The Mass was lovely although the priest, who didn’t know her, overdid the whole “woman who walked in faith” thing. It made her sound churchy and devout when she wasn’t like that at all. But he got it right when he said she saw herself as part of something bigger, that she was always looking for a way to make a difference.
Then he had to mess it up by telling a weird story about the difference between heaven and hell, to illustrate her selfless nature I guess. He said a woman died and God gave her the choice to go to heaven or hell. First he took her to hell where he showed her an endlessly long table full of delicious food, surrounded by hungry people who were desperate to eat it. But they couldn’t because they didn’t have elbows.
God then took her to heaven where they saw the same identical table, people and food. The people also didn’t have elbows. But they were feasting away because they were feeding each other. The people in heaven had figured out they could all eat if they helped one another.
I had to pinch myself to keep from laughing. I could hear Kay saying, in her loud, southern Ohio twang, “Now couldn’t he have come up with something better than that? Why wouldn’t they have elbows in heaven? I’ve fed enough people here on earth. I don’t want to do it over there. And I want elbows.” Amen.
It was kind of cool to have White Castle burgers along with the usual cold cuts and potato salad and brownies. I had three; a plain, a cheeseburger and a jalapeno-flavored. And color me surprised, I liked them all.
She was like that. Good at mixing up the traditional with a little bit of the offbeat.
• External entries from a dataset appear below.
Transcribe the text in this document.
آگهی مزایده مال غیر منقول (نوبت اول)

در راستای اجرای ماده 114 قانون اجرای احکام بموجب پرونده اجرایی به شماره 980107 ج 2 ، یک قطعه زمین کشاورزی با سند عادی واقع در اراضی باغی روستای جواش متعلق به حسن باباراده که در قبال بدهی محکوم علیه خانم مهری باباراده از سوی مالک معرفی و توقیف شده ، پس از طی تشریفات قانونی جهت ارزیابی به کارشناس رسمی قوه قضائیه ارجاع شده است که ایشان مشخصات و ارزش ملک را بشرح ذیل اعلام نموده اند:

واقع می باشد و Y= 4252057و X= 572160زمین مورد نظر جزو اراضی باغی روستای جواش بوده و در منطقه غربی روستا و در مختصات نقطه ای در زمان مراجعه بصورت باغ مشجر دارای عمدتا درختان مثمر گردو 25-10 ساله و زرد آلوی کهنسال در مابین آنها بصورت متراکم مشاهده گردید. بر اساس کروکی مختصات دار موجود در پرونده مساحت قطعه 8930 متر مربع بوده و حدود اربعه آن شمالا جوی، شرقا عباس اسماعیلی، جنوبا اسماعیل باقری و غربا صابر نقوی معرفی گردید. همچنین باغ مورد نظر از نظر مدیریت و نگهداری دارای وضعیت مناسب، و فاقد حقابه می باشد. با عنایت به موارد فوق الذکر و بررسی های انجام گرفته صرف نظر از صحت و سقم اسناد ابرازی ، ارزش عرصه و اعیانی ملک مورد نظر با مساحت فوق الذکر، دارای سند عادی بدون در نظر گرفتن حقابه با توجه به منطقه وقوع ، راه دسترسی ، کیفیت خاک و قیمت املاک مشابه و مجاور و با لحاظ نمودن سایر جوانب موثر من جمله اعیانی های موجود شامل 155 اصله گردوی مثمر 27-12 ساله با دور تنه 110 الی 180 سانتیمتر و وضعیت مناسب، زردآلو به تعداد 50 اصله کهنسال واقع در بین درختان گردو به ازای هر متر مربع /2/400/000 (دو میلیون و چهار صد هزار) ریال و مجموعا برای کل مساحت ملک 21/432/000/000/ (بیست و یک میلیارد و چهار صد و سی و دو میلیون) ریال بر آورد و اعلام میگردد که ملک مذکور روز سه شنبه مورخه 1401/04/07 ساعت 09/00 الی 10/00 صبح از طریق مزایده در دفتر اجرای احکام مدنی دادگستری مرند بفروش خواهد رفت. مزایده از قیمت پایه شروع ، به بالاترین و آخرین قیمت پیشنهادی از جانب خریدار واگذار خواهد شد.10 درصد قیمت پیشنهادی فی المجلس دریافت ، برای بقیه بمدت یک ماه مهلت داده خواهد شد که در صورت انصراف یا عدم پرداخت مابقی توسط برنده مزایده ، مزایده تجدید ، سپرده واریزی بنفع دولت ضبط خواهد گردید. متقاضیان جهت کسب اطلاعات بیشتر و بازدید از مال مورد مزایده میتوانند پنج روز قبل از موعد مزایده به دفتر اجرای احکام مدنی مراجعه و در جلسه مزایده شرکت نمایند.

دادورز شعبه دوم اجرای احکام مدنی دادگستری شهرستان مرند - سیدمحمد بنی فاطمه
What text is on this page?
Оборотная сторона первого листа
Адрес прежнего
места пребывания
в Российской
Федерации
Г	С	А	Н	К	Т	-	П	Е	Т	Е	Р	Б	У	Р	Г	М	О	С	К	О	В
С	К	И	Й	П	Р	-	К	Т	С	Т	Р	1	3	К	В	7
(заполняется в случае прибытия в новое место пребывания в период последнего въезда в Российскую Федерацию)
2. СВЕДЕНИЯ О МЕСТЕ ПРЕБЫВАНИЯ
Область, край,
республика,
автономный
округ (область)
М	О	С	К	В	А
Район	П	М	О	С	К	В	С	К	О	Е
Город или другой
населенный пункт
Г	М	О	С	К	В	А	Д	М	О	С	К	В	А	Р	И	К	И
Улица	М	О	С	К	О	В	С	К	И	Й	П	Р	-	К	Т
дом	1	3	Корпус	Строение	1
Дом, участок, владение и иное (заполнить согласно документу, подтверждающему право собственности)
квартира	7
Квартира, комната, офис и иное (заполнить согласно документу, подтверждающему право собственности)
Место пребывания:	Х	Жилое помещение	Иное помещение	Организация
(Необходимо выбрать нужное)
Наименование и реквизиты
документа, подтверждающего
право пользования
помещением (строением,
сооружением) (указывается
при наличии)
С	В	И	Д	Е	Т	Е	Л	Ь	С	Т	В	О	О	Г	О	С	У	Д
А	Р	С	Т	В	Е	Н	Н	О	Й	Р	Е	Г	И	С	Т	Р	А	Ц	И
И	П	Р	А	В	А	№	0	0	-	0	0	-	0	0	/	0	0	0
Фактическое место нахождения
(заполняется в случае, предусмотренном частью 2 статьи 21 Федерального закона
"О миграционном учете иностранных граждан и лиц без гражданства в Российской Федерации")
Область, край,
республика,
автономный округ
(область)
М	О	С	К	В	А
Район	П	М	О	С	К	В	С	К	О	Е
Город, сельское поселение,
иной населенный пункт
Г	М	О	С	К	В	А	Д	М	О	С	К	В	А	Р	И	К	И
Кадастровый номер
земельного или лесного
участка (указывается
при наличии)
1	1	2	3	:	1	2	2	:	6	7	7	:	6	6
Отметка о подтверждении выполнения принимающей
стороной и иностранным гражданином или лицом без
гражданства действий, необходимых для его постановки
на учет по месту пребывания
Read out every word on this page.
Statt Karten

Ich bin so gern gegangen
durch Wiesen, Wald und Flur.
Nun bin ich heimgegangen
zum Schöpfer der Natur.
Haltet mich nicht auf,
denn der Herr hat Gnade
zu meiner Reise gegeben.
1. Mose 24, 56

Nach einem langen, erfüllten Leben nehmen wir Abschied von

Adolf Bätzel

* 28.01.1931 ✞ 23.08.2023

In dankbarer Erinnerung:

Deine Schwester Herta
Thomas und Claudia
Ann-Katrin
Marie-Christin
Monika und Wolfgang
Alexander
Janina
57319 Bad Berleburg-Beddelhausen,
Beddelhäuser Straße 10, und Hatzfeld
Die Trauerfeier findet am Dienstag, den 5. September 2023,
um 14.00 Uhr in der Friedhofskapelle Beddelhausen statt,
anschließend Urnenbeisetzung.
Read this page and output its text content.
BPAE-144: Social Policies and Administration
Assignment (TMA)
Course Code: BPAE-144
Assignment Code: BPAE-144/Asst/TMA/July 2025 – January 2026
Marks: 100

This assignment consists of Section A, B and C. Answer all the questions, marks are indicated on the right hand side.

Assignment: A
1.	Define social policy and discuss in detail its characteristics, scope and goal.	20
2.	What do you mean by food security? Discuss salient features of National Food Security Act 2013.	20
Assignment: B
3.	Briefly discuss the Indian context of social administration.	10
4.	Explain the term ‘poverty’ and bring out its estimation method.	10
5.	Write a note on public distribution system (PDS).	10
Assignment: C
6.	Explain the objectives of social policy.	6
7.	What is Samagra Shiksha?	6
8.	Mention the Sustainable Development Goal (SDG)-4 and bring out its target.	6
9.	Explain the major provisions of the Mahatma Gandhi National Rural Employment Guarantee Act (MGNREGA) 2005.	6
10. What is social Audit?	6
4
I should have visited her more often. There were things I wish I’d told her that I assumed she knew. There were things I wished I’d asked her too. It ws a painfully slow death but it went by too quickly.
I always expected to see her smoke again. Get a manicure again. Neat and meticulous about her appearance, she was still talking about getting her nails done at Christmas. It didn’t seem outside the realm of possibility while she was still alive, that she might hop out of bed one day, looking just like I’ll always remember her, in a one-piece strapless blue swimsuit as she ruthlessly tanned by the side of her pool. Or broiled on the beach in North Carolina. And smoked and drank coffee and made plans. She was a planner. She liked having something to look forward to.
Thinking about why I’d expect an 80-year-old woman to soak up the sun again makes me feel off balance. Not that I really expected her to recover. But while she was alive, because of her attitude I could imagine anything. Now she’s gone and so is that hope.
The luncheon was like a party. Lots of people, everyone telling stories, laughter. That’s how she wanted it. She loved parties, loved being surrounded by people. It’s funny how similar it felt to a wedding reception except in between talking to people I hadn’t seen since the last funeral or party at her house, I found myself looking around thinking, “Who’s next.”
Nothing should feel much different than it did before she died but already it does. I came home and took one of those naps where you sleep like the dead and wake up not knowing what day or time it is or how long you were out.
It wasn’t a refreshing sleep though; it was more like being knocked out after a conk on the head then coming to in a cyclone, like Dorothy in the The Wizard of Oz. For a moment after I woke, I felt like I was watching people I know fly past the window in my mind. People living and dead, sailing by one after the other, and I couldn’t get them to stop.